А теперь она подсовывает родному любимому сыну низкокачественную подделку, она обманывает его как глупенького дурачка, а он, поверив, радуется. Он счастлив, получив долгожданную игрушку.
– Да, сынок, – ответила Евгения, глотая горький ком в горле
– Я хочу это отпраздновать! – попросил Иван и она, естественно не могла ему отказать. Переполненный радостью он попросил её собрать всех родственников и друзей и закатить вечеринку в «Красной Рябине». Никогда раньше Иван не просил ни о чем подобном, даже выпускной вечер с классом предложила праздновать сама Евгения, а не он.
– Конечно, сынок, – согласилась Евгения.
– Я купил тебе открытку.
– А?
– Ты просила открытку.
– Спасибо, сынок.
После того, как разговор окончился, Евгения написала по «Ватсапу» Егору Кошкину: «Конверт не открывай».
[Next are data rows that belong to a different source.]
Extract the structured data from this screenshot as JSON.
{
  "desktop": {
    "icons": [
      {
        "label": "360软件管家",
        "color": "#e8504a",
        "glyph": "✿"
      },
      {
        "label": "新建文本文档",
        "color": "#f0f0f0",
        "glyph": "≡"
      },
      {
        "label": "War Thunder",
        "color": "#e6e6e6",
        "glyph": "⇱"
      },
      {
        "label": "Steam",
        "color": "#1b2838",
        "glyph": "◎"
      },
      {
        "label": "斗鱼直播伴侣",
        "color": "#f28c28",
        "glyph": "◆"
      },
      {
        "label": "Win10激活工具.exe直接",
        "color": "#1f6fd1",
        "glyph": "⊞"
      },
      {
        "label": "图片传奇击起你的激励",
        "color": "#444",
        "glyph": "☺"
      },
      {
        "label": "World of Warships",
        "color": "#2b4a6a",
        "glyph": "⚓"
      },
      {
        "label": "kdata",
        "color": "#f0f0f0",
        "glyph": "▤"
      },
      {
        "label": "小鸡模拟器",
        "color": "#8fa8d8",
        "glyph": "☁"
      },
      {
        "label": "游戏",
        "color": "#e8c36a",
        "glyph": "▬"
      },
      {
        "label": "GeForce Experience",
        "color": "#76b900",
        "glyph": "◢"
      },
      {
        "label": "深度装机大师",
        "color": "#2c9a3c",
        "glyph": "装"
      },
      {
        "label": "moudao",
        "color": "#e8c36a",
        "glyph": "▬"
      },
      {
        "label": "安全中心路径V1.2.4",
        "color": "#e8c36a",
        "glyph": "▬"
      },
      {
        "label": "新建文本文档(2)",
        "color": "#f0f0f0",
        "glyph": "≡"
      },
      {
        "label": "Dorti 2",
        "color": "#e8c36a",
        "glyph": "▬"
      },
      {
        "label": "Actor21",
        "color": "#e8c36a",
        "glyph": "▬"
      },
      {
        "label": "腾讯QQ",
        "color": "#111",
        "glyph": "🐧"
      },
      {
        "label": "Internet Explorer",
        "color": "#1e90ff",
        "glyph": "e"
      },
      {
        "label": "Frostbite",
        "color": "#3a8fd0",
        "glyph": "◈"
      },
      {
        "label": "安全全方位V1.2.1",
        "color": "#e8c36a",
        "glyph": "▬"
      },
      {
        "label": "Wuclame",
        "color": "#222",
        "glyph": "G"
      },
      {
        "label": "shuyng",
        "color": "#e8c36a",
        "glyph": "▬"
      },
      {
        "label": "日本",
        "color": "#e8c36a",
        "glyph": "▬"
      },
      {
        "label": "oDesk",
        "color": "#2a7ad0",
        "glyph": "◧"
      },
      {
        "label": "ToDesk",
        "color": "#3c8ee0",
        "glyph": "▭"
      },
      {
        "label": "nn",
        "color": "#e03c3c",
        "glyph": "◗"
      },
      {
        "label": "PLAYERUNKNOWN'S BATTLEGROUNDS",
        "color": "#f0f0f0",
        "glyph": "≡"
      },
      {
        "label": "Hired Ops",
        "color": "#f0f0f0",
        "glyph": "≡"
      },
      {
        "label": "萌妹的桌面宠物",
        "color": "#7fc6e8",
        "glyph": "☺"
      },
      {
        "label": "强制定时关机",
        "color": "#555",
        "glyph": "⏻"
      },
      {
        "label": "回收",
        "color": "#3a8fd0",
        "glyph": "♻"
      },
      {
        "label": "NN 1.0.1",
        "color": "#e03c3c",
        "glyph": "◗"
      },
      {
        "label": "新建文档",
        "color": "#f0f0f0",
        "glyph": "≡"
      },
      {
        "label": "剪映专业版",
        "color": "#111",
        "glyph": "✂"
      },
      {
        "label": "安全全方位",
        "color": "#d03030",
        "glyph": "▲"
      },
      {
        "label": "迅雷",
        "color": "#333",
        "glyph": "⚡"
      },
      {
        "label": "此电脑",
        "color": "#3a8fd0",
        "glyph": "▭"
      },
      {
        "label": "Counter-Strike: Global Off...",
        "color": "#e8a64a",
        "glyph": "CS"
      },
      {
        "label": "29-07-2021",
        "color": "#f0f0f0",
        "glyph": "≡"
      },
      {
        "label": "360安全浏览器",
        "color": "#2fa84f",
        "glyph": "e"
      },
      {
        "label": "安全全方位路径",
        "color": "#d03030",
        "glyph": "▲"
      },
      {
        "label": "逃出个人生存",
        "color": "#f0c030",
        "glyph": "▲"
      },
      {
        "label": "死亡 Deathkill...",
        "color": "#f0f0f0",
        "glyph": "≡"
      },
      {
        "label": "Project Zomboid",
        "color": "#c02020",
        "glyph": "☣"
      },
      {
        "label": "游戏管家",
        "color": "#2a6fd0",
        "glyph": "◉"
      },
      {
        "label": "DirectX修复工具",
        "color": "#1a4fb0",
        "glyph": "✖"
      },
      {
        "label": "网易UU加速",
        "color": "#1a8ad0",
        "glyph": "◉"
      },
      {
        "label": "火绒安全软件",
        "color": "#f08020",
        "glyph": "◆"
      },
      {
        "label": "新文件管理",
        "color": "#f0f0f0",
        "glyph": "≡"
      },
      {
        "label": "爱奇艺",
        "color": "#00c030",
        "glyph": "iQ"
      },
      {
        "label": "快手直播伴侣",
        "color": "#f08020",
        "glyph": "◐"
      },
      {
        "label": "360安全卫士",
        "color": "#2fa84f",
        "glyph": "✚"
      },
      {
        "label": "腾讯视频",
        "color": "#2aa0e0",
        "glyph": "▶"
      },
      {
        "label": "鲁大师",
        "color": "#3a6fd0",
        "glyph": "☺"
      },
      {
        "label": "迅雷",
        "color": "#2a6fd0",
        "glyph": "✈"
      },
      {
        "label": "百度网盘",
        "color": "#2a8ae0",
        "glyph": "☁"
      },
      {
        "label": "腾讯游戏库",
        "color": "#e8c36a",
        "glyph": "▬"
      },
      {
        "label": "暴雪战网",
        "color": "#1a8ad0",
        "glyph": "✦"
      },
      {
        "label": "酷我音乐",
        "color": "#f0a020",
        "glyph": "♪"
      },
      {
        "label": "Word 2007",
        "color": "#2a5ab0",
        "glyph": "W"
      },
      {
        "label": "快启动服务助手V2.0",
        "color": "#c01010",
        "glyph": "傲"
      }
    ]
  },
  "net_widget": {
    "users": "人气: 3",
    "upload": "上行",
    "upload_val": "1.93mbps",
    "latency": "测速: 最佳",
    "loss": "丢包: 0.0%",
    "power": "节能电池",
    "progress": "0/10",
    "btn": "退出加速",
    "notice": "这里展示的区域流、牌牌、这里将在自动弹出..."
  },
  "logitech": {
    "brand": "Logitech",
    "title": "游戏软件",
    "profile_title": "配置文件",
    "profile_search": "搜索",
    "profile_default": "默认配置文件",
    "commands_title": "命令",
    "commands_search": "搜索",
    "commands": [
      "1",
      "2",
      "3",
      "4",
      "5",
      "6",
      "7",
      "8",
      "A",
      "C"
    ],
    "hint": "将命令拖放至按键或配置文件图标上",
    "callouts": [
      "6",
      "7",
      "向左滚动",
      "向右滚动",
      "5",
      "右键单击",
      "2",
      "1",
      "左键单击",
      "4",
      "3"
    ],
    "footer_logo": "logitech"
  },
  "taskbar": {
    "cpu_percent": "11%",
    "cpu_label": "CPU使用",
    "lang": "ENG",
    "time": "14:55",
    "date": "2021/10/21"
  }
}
Потом села на скамеечку на остановке и заплакала. Да, она обманула сына, жестоко обманула, вселила в него веру, но это была ложь во спасение. Она не могла иначе. Она не позволила себе бездействовать и ждать когда ответ из Москвы выстрелит её единственному сыну прямо в сердце. А теперь…
Она долго тихо плакала и думала.
Она спасла сына… Но что теперь дальше?
Вилы. Обыкновенные садовые вилы. Вон они, в числе прочего инвентаря стоят слева от входа. Хоть и было темно, но скудного лунного света из маленького квадратного оконца хватало, чтобы слегка подкрасить этот садовый инвентарь в мертвенно-серые тона. Лопаты, грабли, вилы, широкая снеговая лопата. Вилы… В отличии от другого инструментов, они стояли рукоятью вниз, опираясь черенком в земляной пол и их острые слегка изогнутые зубцы с угрожающим безмолвием напоминали о существовании такого понятия как боль.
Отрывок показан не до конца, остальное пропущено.